As to whether the opening of a judicial inquiry in 2001 and the supplementary charges brought against individuals suspected of being members of PMOI in 2007 constituted a decision by a competent authority, Miss Sharpston first considers that, given that terrorists are unlikely to assist the authorities by establishing themselves in an easily identifiable manner, the requirement that a national decision be taken “in respect of the persons, groups or entities concerned” must be interpreted broadly. As such it is, in her view, not necessary that the national decision name precisely the same persons or organisations as the EU decision. It is sufficient that there exist serious and credible evidence and clues that the persons named are essentially the same.

As to the nature of the national decision, the Advocate General takes the view that a simple decision to initiate investigations is not, of its own, enough. On the other hand, requiring the national decision to be taken by a court would be too strict a requirement. In her opinion there needs to be serious and credible evidence or clues which are strongly suggestive of a terrorist act and significantly more than mere suspicion or hypothesis.

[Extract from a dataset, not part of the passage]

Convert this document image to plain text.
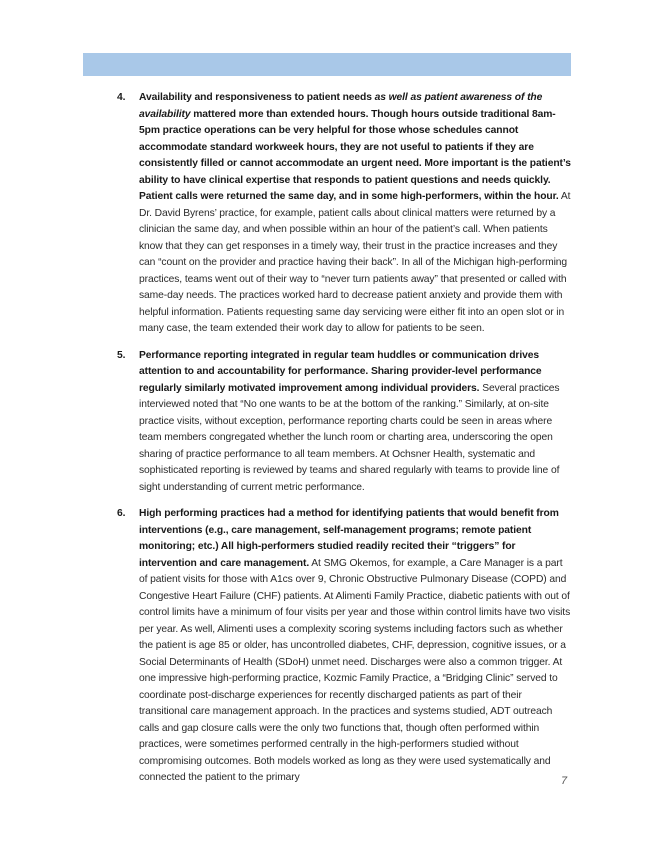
4. Availability and responsiveness to patient needs as well as patient awareness of the availability mattered more than extended hours. Though hours outside traditional 8am-5pm practice operations can be very helpful for those whose schedules cannot accommodate standard workweek hours, they are not useful to patients if they are consistently filled or cannot accommodate an urgent need. More important is the patient’s ability to have clinical expertise that responds to patient questions and needs quickly. Patient calls were returned the same day, and in some high-performers, within the hour. At Dr. David Byrens’ practice, for example, patient calls about clinical matters were returned by a clinician the same day, and when possible within an hour of the patient’s call. When patients know that they can get responses in a timely way, their trust in the practice increases and they can “count on the provider and practice having their back”. In all of the Michigan high-performing practices, teams went out of their way to “never turn patients away” that presented or called with same-day needs. The practices worked hard to decrease patient anxiety and provide them with helpful information. Patients requesting same day servicing were either fit into an open slot or in many case, the team extended their work day to allow for patients to be seen.
5. Performance reporting integrated in regular team huddles or communication drives attention to and accountability for performance. Sharing provider-level performance regularly similarly motivated improvement among individual providers. Several practices interviewed noted that “No one wants to be at the bottom of the ranking.” Similarly, at on-site practice visits, without exception, performance reporting charts could be seen in areas where team members congregated whether the lunch room or charting area, underscoring the open sharing of practice performance to all team members. At Ochsner Health, systematic and sophisticated reporting is reviewed by teams and shared regularly with teams to provide line of sight understanding of current metric performance.
6. High performing practices had a method for identifying patients that would benefit from interventions (e.g., care management, self-management programs; remote patient monitoring; etc.) All high-performers studied readily recited their “triggers” for intervention and care management. At SMG Okemos, for example, a Care Manager is a part of patient visits for those with A1cs over 9, Chronic Obstructive Pulmonary Disease (COPD) and Congestive Heart Failure (CHF) patients. At Alimenti Family Practice, diabetic patients with out of control limits have a minimum of four visits per year and those within control limits have two visits per year. As well, Alimenti uses a complexity scoring systems including factors such as whether the patient is age 85 or older, has uncontrolled diabetes, CHF, depression, cognitive issues, or a Social Determinants of Health (SDoH) unmet need. Discharges were also a common trigger. At one impressive high-performing practice, Kozmic Family Practice, a “Bridging Clinic” served to coordinate post-discharge experiences for recently discharged patients as part of their transitional care management approach. In the practices and systems studied, ADT outreach calls and gap closure calls were the only two functions that, though often performed within practices, were sometimes performed centrally in the high-performers studied without compromising outcomes. Both models worked as long as they were used systematically and connected the patient to the primary	7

Taking this into account, Advocate General Sharpston considers that the opening of a judicial inquiry in 2001, which led to further proceedings in 2003 (under French law known as a mise en examen) would meet this test but that the supplementary charges brought in 2007, which were not subject to a mise en examen, would not. As the two were taken together as a whole by the Council, this leads to the conclusion that the French decisions could not form the basis of the Council’s decision.
Furthermore, the Advocate General agrees with the General Court that no proof was provided that the investigations launched in 2007 against alleged members of PMOI could be said to be directed against PMOI itself.

Finally, as regards the withholding of confidential information from the General Court, Advocate General Sharpston takes no issue with that Court’s finding that the Council’s refusal to communicate the information in question resulted in the General Court being unable to review the lawfulness of the decision. However, given the absence of any specific provisions in that Court’s Rules of Procedure for dealing with information that needs to be communicated to the Court but not to the other party to the case, the Advocate General, nevertheless, does not find France’s position unreasonable. In strict accordance with the General Court’s Rules of Procedure it was not possible for that Court to offer the Council any assurance that the confidential information would not, at some point, have to be communicated to PMOI. As a result Advocate General Sharpston suggests that changes be made to the Rules of Procedure and principles be outlined so as to allow the use of such confidential information where necessary to combat terrorism whilst simultaneously ensuring respect of the rights of defence and the right to effective judicial protection.

NOTE: The Advocate General’s Opinion is not binding on the Court of Justice. It is the role of the Advocates General to propose to the Court, in complete independence, a legal solution to the cases for which they are responsible. The Judges of the Court are now beginning their deliberations in this case. Judgment will be given at a later date.
NOTE: An action for annulment seeks the annulment of acts of the institutions of the European Union that are contrary to European Union law. The Member States, the European institutions and individuals may, under certain conditions, bring an action for annulment before the Court of Justice or the General Court. If the action is well founded, the act is annulled. The institution concerned must fill any legal vacuum created by the annulment of the act.